His new album bucks the trend and you’ve got to admire Harry Styles. It isn’t a law or anything, but for someone who came through ‘X Factor’ and boy band One Direction, his solo work stands out.

He has done things differently in other ways, mentioning UK Prime Minister Harold Wilson and ex-National Union of Mineworkers boss Arthur Scargill when discussing his look with the Sunday People in 2013, the Daily Mirror reported; you don’t get that with Blue, do you?

And his last solo album bucked trends too, ‘Fine Line’ had Harry resplendent in cerise shirt and white strides, the music within strove to break out of chart expectation too.

And now Harry Styles’ new one, Harry’s House, does that too.

What’s The Chart Expectation Then?

Sparse backing.

Anguished vocals.

80’s Pop feel.

Broken Soul.

So many artists follow this trend, it’s comfortable, it has a good outcome for attention and even sales – it’s to be expected.

Harry Styles doesn’t do that. Not sure he even considered it. His music comes from a different place, a place of big leather coats, oil crises, and Soul suites.

So much of this comes from the ’70s. And then he messes with it.

How So, Harry Styles?

Take the opener, ‘Music For A Sushi Restaurant’, which has a title akin to a mid 70’s Stevie Wonder track; it sounds like upbeat Soul with an old heart, a big bass, and a strangulated vocal with horns jabbing at you.

And then ‘Grapejuice’ doesn’t let up with the slightly skewed Soul scene, Styles’ strangulated falsetto with attendant bleeps, and then, just to take us out, a sweet Yacht Rock section.

Surely There Must Be Something That Conforms

Well, ‘As It Was’ does have an AHA feel which many will love and ‘Little Freak’ isn’t as outré as the title might suggest, it’s Sparse Soul.

But when he does the confessional feel, as on ‘Matilda’, there’s a warmth in the acoustic and vocal, he doesn’t force anything, never seems to shout ‘look at me being all soft and yielding’; this is about what the song needs, purely that.

Give Us Some More Good Stuff, Then

Try the Lonnie Liston Smith smooth 70s Soul of ‘Daydreaming’, which then brings in female backing singers and an illuminated dancefloor for a Disco date. And the smooth Soul of ‘Satellite’ shines with a sleek strut. Harry Styles knows exactly how to visit the past and bring it to the present for the future.

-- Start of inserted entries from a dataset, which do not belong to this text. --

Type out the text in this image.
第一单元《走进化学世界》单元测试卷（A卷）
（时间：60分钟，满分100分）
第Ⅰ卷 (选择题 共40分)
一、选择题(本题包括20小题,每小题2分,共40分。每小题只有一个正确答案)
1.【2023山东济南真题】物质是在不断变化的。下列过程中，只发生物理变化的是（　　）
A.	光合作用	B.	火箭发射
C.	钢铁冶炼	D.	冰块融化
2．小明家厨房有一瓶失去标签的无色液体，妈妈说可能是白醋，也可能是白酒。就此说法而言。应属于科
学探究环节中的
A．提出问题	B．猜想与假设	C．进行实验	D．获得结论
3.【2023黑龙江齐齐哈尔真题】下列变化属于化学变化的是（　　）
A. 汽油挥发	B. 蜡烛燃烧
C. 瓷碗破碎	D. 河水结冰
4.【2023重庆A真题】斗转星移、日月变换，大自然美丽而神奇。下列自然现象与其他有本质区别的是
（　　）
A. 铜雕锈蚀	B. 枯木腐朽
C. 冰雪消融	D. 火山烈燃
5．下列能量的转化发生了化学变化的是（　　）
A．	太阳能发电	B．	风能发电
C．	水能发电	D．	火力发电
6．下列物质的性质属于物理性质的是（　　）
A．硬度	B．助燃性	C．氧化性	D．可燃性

Why Should I Bother With Harry Styles?

Because Harry doesn’t think like a Popstar. According to Pitchfork;

‘Meanwhile, he’s got Mick Fleetwood peddling his nail polish.’

It just goes to show the close curating of music on Harry’s House;

‘Its sounds—which move through funk, folk, and 2010s Tumblr-pop—are friendly and familiar enough to satisfy passive listening, but deftly executed, with a surplus of style and whimsy that rewards a more active ear.’

That’s important as here you can pick the way you’d like to listen, it’s up to you what you want to strain and ear to each time you listen, but for that, depth is needed.

The Guardian may talk of;

‘The transition from manufactured scream-inducing teen idol to more mature artist’

but Harrys House isn’t about that sort of maturity, the musical maturity comes first, and that allows the performer to open up too.

Not thinking as others do gives you real benefits but it takes courage, the NME are close with their view of ‘the aural equivalent of a vintage filter’, but it sounds more organic than that.

This doesn’t sound tacked on or added in, this is growing with Harry Styles. And it isn’t just that, he’s going to cross boundaries, but he knows where he’s going with his music.

What Is Harry’s House?

A 70’s build, good to look at but inside even better, a leather sunken circular seat in the middle of the lounge, a roaring fire with a sheepskin rug, and a garden that stretches as far as the eye can see..just the distance, a crystal waterfall. Sounds extraordinary? Harry Styles can make you believe it.